Enquête de Jean-François Cullafroz, journaliste
« L’affaire Pascal Vesin » continue à susciter des réactions. Dans la société, à l’instar d’un comité de soutien qui s’est créé sur facebook, mais aussi au sein de la Franc-maçonnerie française. C’est le cas du très laïc Grand Orient de France, mais aussi d’obédiences maçonniques plus spiritualistes, qui accueillent en leur sein, non seulement des pasteurs et des protestants, mais aussi des prêtres, des religieux et des catholiques en général. Petite revue de réactions.
C’est par l’information parue dans la presse que les responsables du Grand Orient de France (GODF) qui revendique 44 000 adhérents répartis en 1210 loges, ont appris la nouvelle. Une stupeur qui a vite été prolongée par l’inquiétude. En effet, le jour même de cette nouvelle, un groupe de militants d’extrême droite opposés à la loi pour le mariage pour tous, a envahi le hall de son immeuble parisien. On était à la veille de la dernière manifestation le 24 mai. « Ni laïque, ni maçonnique, la France est catholique, criaient les manifestants qui ont pénétré dans nos locaux », explique José Gulino, Très respectable grand maître du Grand Orient de France depuis septembre 2012.
« Ce qui se passe avec ce prêtre haut-savoyard est scandaleux. Cela donne le sentiment d’un retour à des méthodes inquisitoriales dignes du Moyen-Age. Avec la loi sur le mariage pour tous et une situation économique difficile, se révèle une fois de plus la stratégie du bouc-émissaire. »
Et il poursuit : « Je suis vraiment indigné par cette décision de l’Eglise catholique, qui ne m’étonne pas vu la position en matière dogmatique qui est la sienne. Mais pour nous, la liberté de conscience est totalement compatible avec la foi chrétienne. D’ailleurs, nous avons parmi des membres des chrétiens, des pasteurs protestants… Vraiment, ce qui me choque, c’est ce refus de permettre de penser librement qui découlerait de la foi catholique. »
Des obédiences plus spiritualistes
Du côté de la Grande loge de France (GLDF) qui rassemble un peu plus de 30 000 francs-maçons, la réaction est tout aussi vive. « Pour nous, il n’y a aucune incompatibilité entre la franc-maçonnerie et la foi chrétienne. Nos travaux sont placés sous les auspices du Grand architecte de l’univers. C’est une dénomination qui convient à tous, croyants ou non. Mais il est bien évident que pour les chrétiens il s’agit de Dieu » poursuit-il.
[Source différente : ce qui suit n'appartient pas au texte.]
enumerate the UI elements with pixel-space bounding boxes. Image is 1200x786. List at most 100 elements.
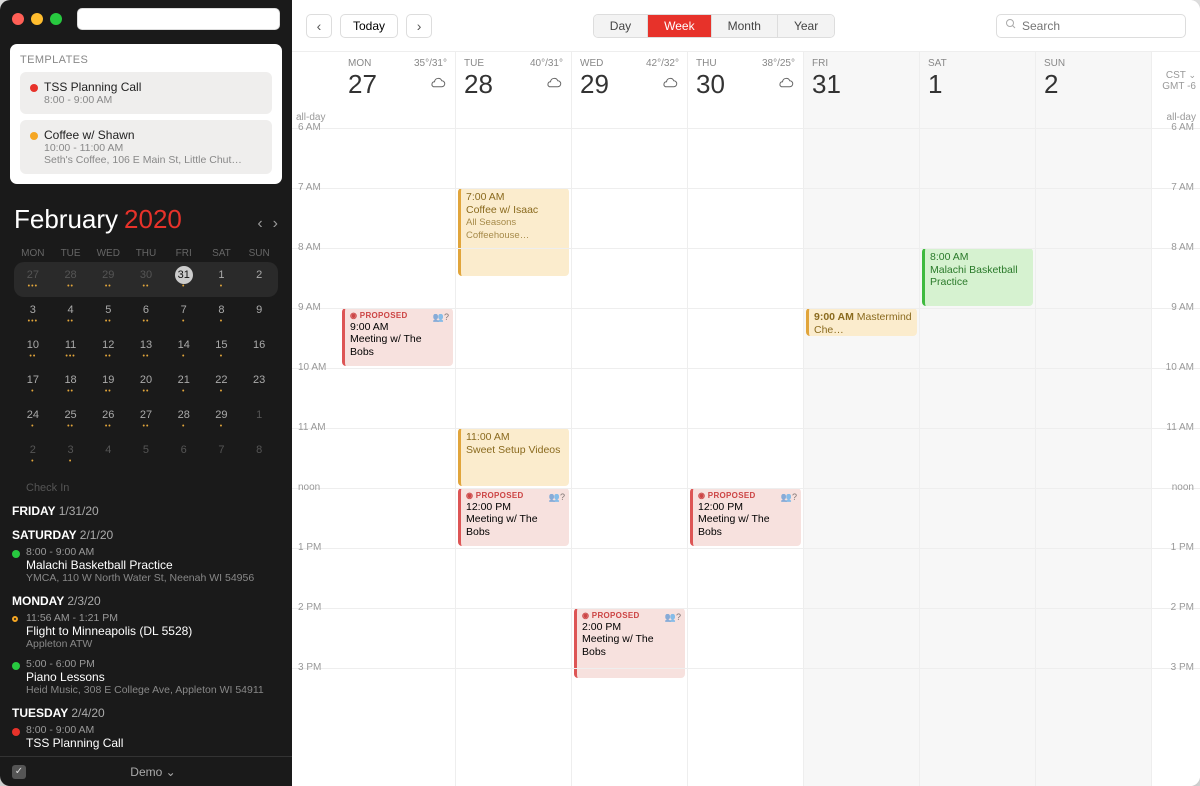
mini-cal-day[interactable]: 29••: [89, 262, 127, 297]
calendar-event[interactable]: ◉ PROPOSED12:00 PMMeeting w/ The Bobs👥?: [458, 488, 569, 546]
day-header[interactable]: FRI 31: [804, 52, 920, 110]
week-grid: CST ⌄ GMT -6 MON35°/31° 27TUE40°/31° 28W…: [292, 52, 1200, 786]
mini-cal-day[interactable]: 24•: [14, 402, 52, 437]
mini-cal-day[interactable]: 31•: [165, 262, 203, 297]
color-dot-icon: [12, 728, 20, 736]
hour-label: noon: [1172, 482, 1194, 493]
mini-cal-day[interactable]: 8: [240, 437, 278, 472]
event-title: Meeting w/ The Bobs: [466, 513, 564, 538]
mini-cal-day[interactable]: 14•: [165, 332, 203, 367]
attendees-icon: 👥?: [433, 312, 449, 323]
close-icon[interactable]: [12, 13, 24, 25]
prev-week-button[interactable]: ‹: [306, 14, 332, 38]
day-number: 29: [580, 69, 609, 100]
day-column[interactable]: [1036, 110, 1152, 786]
tasks-toggle[interactable]: ✓: [12, 765, 26, 779]
week-body[interactable]: all-day all-day ◉ PROPOSED9:00 AMMeeting…: [292, 110, 1200, 786]
day-header[interactable]: MON35°/31° 27: [340, 52, 456, 110]
mini-cal-day[interactable]: 27••: [127, 402, 165, 437]
maximize-icon[interactable]: [50, 13, 62, 25]
calendar-event[interactable]: 7:00 AMCoffee w/ IsaacAll Seasons Coffee…: [458, 188, 569, 276]
calendar-event[interactable]: 11:00 AMSweet Setup Videos: [458, 428, 569, 486]
mini-cal-day[interactable]: 4: [89, 437, 127, 472]
mini-cal-day[interactable]: 6: [165, 437, 203, 472]
today-button[interactable]: Today: [340, 14, 398, 38]
agenda-event[interactable]: 5:00 - 6:00 PM Piano Lessons Heid Music,…: [12, 658, 280, 696]
mini-cal-day[interactable]: 18••: [52, 367, 90, 402]
mini-cal-day[interactable]: 21•: [165, 367, 203, 402]
mini-cal-day[interactable]: 2•: [14, 437, 52, 472]
mini-cal-day[interactable]: 22•: [203, 367, 241, 402]
mini-cal-day[interactable]: 30••: [127, 262, 165, 297]
title-search-field[interactable]: [77, 8, 280, 30]
mini-cal-day[interactable]: 5••: [89, 297, 127, 332]
day-header[interactable]: WED42°/32° 29: [572, 52, 688, 110]
day-column[interactable]: ◉ PROPOSED2:00 PMMeeting w/ The Bobs👥?: [572, 110, 688, 786]
day-header[interactable]: SUN 2: [1036, 52, 1152, 110]
mini-cal-day[interactable]: 10••: [14, 332, 52, 367]
mini-cal-day[interactable]: 3•••: [14, 297, 52, 332]
view-year-button[interactable]: Year: [778, 15, 834, 37]
chevron-down-icon: ⌄: [166, 765, 176, 779]
mini-cal-day[interactable]: 15•: [203, 332, 241, 367]
mini-cal-day[interactable]: 27•••: [14, 262, 52, 297]
calendar-event[interactable]: 8:00 AMMalachi Basketball Practice: [922, 248, 1033, 306]
mini-cal-day[interactable]: 25••: [52, 402, 90, 437]
agenda-event[interactable]: 8:00 - 9:00 AM Malachi Basketball Practi…: [12, 546, 280, 584]
mini-cal-day[interactable]: 11•••: [52, 332, 90, 367]
search-field[interactable]: [996, 14, 1186, 38]
mini-cal-day[interactable]: 7: [203, 437, 241, 472]
month-prev-button[interactable]: ‹: [257, 215, 262, 233]
day-column[interactable]: ◉ PROPOSED9:00 AMMeeting w/ The Bobs👥?: [340, 110, 456, 786]
mini-cal-day[interactable]: 16: [240, 332, 278, 367]
event-title: Meeting w/ The Bobs: [350, 333, 448, 358]
agenda-overflow-text: Check In: [26, 482, 280, 494]
search-input[interactable]: [1022, 19, 1177, 33]
calendar-set-selector[interactable]: Demo ⌄: [130, 765, 175, 779]
month-next-button[interactable]: ›: [273, 215, 278, 233]
mini-cal-day[interactable]: 2: [240, 262, 278, 297]
mini-cal-day[interactable]: 28•: [165, 402, 203, 437]
view-week-button[interactable]: Week: [648, 15, 711, 37]
mini-cal-day[interactable]: 8•: [203, 297, 241, 332]
mini-cal-day[interactable]: 9: [240, 297, 278, 332]
mini-cal-day[interactable]: 1•: [203, 262, 241, 297]
mini-cal-day[interactable]: 4••: [52, 297, 90, 332]
hour-label: 2 PM: [298, 602, 321, 613]
view-month-button[interactable]: Month: [712, 15, 778, 37]
calendar-event[interactable]: 9:00 AM Mastermind Che…: [806, 308, 917, 336]
template-item[interactable]: TSS Planning Call8:00 - 9:00 AM: [20, 72, 272, 114]
mini-cal-day[interactable]: 19••: [89, 367, 127, 402]
next-week-button[interactable]: ›: [406, 14, 432, 38]
template-item[interactable]: Coffee w/ Shawn10:00 - 11:00 AMSeth's Co…: [20, 120, 272, 174]
day-header[interactable]: SAT 1: [920, 52, 1036, 110]
mini-cal-day[interactable]: 5: [127, 437, 165, 472]
agenda-event[interactable]: 8:00 - 9:00 AM TSS Planning Call: [12, 724, 280, 750]
mini-cal-day[interactable]: 26••: [89, 402, 127, 437]
mini-cal-day[interactable]: 13••: [127, 332, 165, 367]
day-column[interactable]: ◉ PROPOSED12:00 PMMeeting w/ The Bobs👥?: [688, 110, 804, 786]
view-day-button[interactable]: Day: [594, 15, 648, 37]
agenda-event-time: 8:00 - 9:00 AM: [26, 546, 280, 558]
mini-cal-day[interactable]: 23: [240, 367, 278, 402]
mini-cal-day[interactable]: 29•: [203, 402, 241, 437]
mini-cal-day[interactable]: 6••: [127, 297, 165, 332]
mini-cal-day[interactable]: 3•: [52, 437, 90, 472]
mini-cal-day[interactable]: 7•: [165, 297, 203, 332]
agenda-event[interactable]: 11:56 AM - 1:21 PM Flight to Minneapolis…: [12, 612, 280, 650]
calendar-event[interactable]: ◉ PROPOSED9:00 AMMeeting w/ The Bobs👥?: [342, 308, 453, 366]
day-column[interactable]: 7:00 AMCoffee w/ IsaacAll Seasons Coffee…: [456, 110, 572, 786]
cloud-icon: [777, 76, 795, 94]
day-header[interactable]: THU38°/25° 30: [688, 52, 804, 110]
mini-cal-day[interactable]: 17•: [14, 367, 52, 402]
attendees-icon: 👥?: [781, 492, 797, 503]
calendar-event[interactable]: ◉ PROPOSED12:00 PMMeeting w/ The Bobs👥?: [690, 488, 801, 546]
minimize-icon[interactable]: [31, 13, 43, 25]
day-header[interactable]: TUE40°/31° 28: [456, 52, 572, 110]
day-column[interactable]: 8:00 AMMalachi Basketball Practice: [920, 110, 1036, 786]
mini-cal-day[interactable]: 28••: [52, 262, 90, 297]
mini-cal-day[interactable]: 12••: [89, 332, 127, 367]
mini-cal-day[interactable]: 20••: [127, 367, 165, 402]
mini-cal-day[interactable]: 1: [240, 402, 278, 437]
day-column[interactable]: 9:00 AM Mastermind Che…: [804, 110, 920, 786]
Et il ajoute que des chrétiens sont francs-maçons à la GLDF, mais que cela ne concerne en rien les responsables. « Nous ne cherchons pas à connaître la foi de nos frères, mais nous constations qu’il y a dans nos loges des chrétiens, protestants et catholiques notamment. La seule restriction que nous mettons est de s’abstenir de prosélytisme. Mais il en va de même pour les questions politiques », conclut Marc Henry..
Enfin, dans une petite obédience comme la Grande loge traditionnelle et symbolique Opéra (GLTSO), on condamne bien sûr la sanction qui touche le prêtre de Megève, mais on insiste surtout sur la proximité entre la foi chrétienne et la maçonnerie.
Polir sa pierre et croire en Jésus-Christ
« Dans le Rite écossais rectifié (RER), qui est un des rites de base de la franc-maçonnerie régulière, les loges sont appelées loges de St Jean. en effet, c’est sur l’évangile de Jean que les initiés prêtent leur serment », explique Jean-Marc Pétillot, Passé Grand maître de cette fraternité de 4 000 personnes. « Jésus est très présent dans le rituel notamment du RER », assure-t-il.
Cela ne veut pas dire pour autant que les réunions maçonniques (« les tenues ») copient ou singent une célébration catholique. Sur ce terrain, un membre chrétien d’une obédience maçonnique suisse conclut : « Quand je rentre en loge, je ne suis pas à l’église, et inversement. Ma foi de chrétien est celle que je voue à une personne, Jésus-Christ, que nous reconnaissons fils de Dieu. En franc-maçonnerie, je suis là pour polir ma pierre, c’est à dire pour m’améliorer et être plus fraternel avec mes soeurs et frères en humanité.»